Ce lo racconta, in un’interessante analisi pubblicata sulla testata online Start Magazine, Fabio Vanorio: “Dal 30 giugno scorso – scrive –, la piazza finanziaria di Zurigo (quarto mercato europeo per valore scambiato) ha subito un forte colpo inferto da Bruxelles con il blocco della c.d. ‘equivalenza’ con l’area finanziaria dell’Unione Europea, negata dopo la mancata conclusione di un accordo commerciale tra le due parti. Di tale equivalenza ho già parlato in termini di “passaporto europeo” riferito all’opportunità per le banche islamiche con sede nel Regno Unito di godere del riconoscimento di intermediario finanziario comunitario nel resto dell’Ue.”

La decisione di Bruxelles di bloccare il riconoscimento della Svizzera come sede “equivalente” di negoziazione rappresenterebbe, spiega l’autore, una sospensione resa necessaria dalla mancata conclusione di un negoziato teso ad indurre Berna a firmare un accordo quadro globale (coinvolgente anche materie come libera circolazione dei lavoratori e commercio) con Bruxelles in sostituzione dei 120 accordi bilaterali negoziati tra le due parti dal 1992. Il nuovo accordo è in fase di negoziazione da anni, è stato firmato dal governo svizzero, ma è stato finora respinto dal Parlamento svizzero e dai cantoni.

“Terminando brutalmente la concessione della condizione di ‘equivalenza finanziaria’ per la Svizzera – conclude Vanorio –, implicitamente Bruxelles ha inviato un forte segnale anche al Regno Unito sui rischi che uno scenario di Brexit no-deal potrebbe comportare per i mercati finanziari britannici nel loro rapporto con le piazze finanziarie dell’UE.”

L’Unione, insomma, mostra i muscoli con la Svizzera per far intendere a Londra cosa potrebbe accadere alla Gran Bretagna se il Regno Unito si sognasse mai di uscire senza un accordo dall’Unione.
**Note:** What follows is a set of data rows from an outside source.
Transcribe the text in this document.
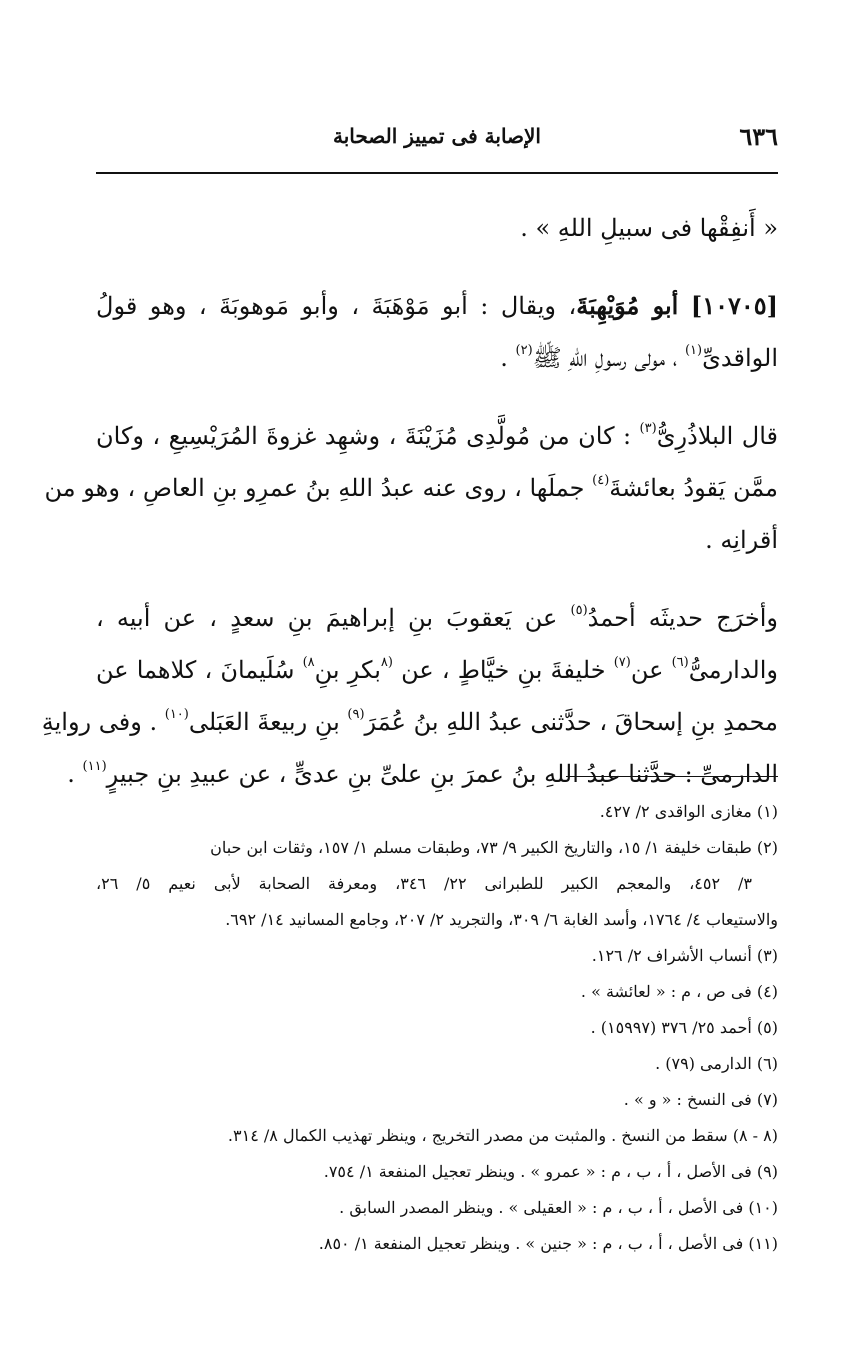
٦٣٦
الإصابة فى تمييز الصحابة
« أَنفِقْها فى سبيلِ اللهِ » .
[١٠٧٠٥] أبو مُوَيْهِبَةَ، ويقال : أبو مَوْهَبَةَ ، وأبو مَوهوبَةَ ، وهو قولُ
الواقدىِّ$^{(١)}$ ، مولى رسولِ اللهِ ﷺ$^{(٢)}$ .
قال البلاذُرِىُّ$^{(٣)}$ : كان من مُولَّدِى مُزَيْنَةَ ، وشهِد غزوةَ المُرَيْسِيعِ ، وكان
ممَّن يَقودُ بعائشةَ$^{(٤)}$ جملَها ، روى عنه عبدُ اللهِ بنُ عمرِو بنِ العاصِ ، وهو من
أقرانِه .
وأخرَج حديثَه أحمدُ$^{(٥)}$ عن يَعقوبَ بنِ إبراهيمَ بنِ سعدٍ ، عن أبيه ،
والدارمىُّ$^{(٦)}$ عن$^{(٧)}$ خليفةَ بنِ خيَّاطٍ ، عن $^{(٨}$بكرِ بنِ$^{٨)}$ سُلَيمانَ ، كلاهما عن
محمدِ بنِ إسحاقَ ، حدَّثنى عبدُ اللهِ بنُ عُمَرَ$^{(٩)}$ بنِ ربيعةَ العَبَلى$^{(١٠)}$ . وفى روايةِ
الدارمىِّ : حدَّثنا عبدُ اللهِ بنُ عمرَ بنِ علىِّ بنِ عدىٍّ ، عن عبيدِ بنِ جبيرٍ$^{(١١)}$ .
(١) مغازى الواقدى ٢/ ٤٢٧.
(٢) طبقات خليفة ١/ ١٥، والتاريخ الكبير ٩/ ٧٣، وطبقات مسلم ١/ ١٥٧، وثقات ابن حبان
٣/ ٤٥٢، والمعجم الكبير للطبرانى ٢٢/ ٣٤٦، ومعرفة الصحابة لأبى نعيم ٥/ ٢٦،
والاستيعاب ٤/ ١٧٦٤، وأسد الغابة ٦/ ٣٠٩، والتجريد ٢/ ٢٠٧، وجامع المسانيد ١٤/ ٦٩٢.
(٣) أنساب الأشراف ٢/ ١٢٦.
(٤) فى ص ، م : « لعائشة » .
(٥) أحمد ٢٥/ ٣٧٦ (١٥٩٩٧) .
(٦) الدارمى (٧٩) .
(٧) فى النسخ : « و » .
(٨ - ٨) سقط من النسخ . والمثبت من مصدر التخريج ، وينظر تهذيب الكمال ٨/ ٣١٤.
(٩) فى الأصل ، أ ، ب ، م : « عمرو » . وينظر تعجيل المنفعة ١/ ٧٥٤.
(١٠) فى الأصل ، أ ، ب ، م : « العقيلى » . وينظر المصدر السابق .
(١١) فى الأصل ، أ ، ب ، م : « جنين » . وينظر تعجيل المنفعة ١/ ٨٥٠.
Una scommessa davvero rischiosa quella della “banda” di Bruxelles, che rischia di scontrarsi col popolo che non ha mai accettato di piegarsi nessuno, come, ancora oggi, ricordano le figure e le scelte di Winston Churchill e Margaret Thatcher. Sono sicuri di Merkel e compagnia di voler far i bulli con Londra?